Our living sense of compassion can and must be enhanced by the internalization of these feelings that we are experiencing these days. As a people of faith, we can and must emerge from this pandemic more empathetic than ever to the reality of loneliness that so many experience each day throughout their twilight years.  What we now feel must serve as the spark needed to light the flame of desire to do more to be present to those among us who suffer the inability to move beyond their homes or their nursing home rooms. To create in us a burning desire to visit the homebound sick, the residents of nursing homes, and those whose physical disabilities cause them to remain virtually prisoners within their homes, isolated in so many ways from the world around them. 

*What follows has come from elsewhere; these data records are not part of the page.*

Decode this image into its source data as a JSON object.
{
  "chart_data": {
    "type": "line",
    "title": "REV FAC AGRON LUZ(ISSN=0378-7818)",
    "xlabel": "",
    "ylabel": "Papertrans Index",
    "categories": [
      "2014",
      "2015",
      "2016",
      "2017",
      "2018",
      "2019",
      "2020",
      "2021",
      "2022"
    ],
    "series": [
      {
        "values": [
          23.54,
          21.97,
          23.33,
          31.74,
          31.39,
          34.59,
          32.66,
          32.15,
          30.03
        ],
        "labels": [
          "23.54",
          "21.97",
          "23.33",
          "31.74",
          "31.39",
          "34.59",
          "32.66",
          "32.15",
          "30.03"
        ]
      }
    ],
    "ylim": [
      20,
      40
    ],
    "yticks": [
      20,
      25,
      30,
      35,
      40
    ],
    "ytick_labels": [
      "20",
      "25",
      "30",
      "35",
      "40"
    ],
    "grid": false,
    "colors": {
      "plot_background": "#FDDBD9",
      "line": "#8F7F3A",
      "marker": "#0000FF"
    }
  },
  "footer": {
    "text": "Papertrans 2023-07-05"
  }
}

We need to find purpose behind this dark cloud that can bring new life to the elderly among us. We need to store away these feelings of today. Lock them in our brain centers of emotion and in our heart chambers of compassion and unleash them through the power of the Holy Spirit once this all ends.  To find that precious element of time to spend with those who feel lonely each and every day. We can and must be motivated by our own awareness of the terrible feelings of isolation and loneliness now known firsthand. And let us be moved into action as we recall in sacred Scripture John 10:10 which tells us that “I (Christ) came so that they might have life and have it more abundantly.” Let us not allow anyone among us to live short of that abundance while in our midst.  Let’s be sure to bring life to all, and bring it to the fullest. 

Throughout this crisis the staff of VITALity Catholic Healthcare Services of the Diocese of Camden has remained active in our efforts of Care Coordination for the elderly and disabled, helping them with their healthcare concerns through these stormy times. Doing it via phone calls and drop off of key resources as needed. Our hospital chaplains have remained a presence within our South Jersey hospitals even though limited by strict non-visitation policies of COVID-19 patients. They have prayed on the phone with patients, prayed with and consoled family members who are also unable to see their loved ones during these critical times. Even at the time of death for many. And they have been a source of strength and comfort for doctors and nurses who are feeling the spiritual, emotional, and physical strains of caring for the victims and bearing the heartbreak of death and suffering of so many. We need to continue to pray for all caregivers that God will bless their heroic efforts with His peace and love.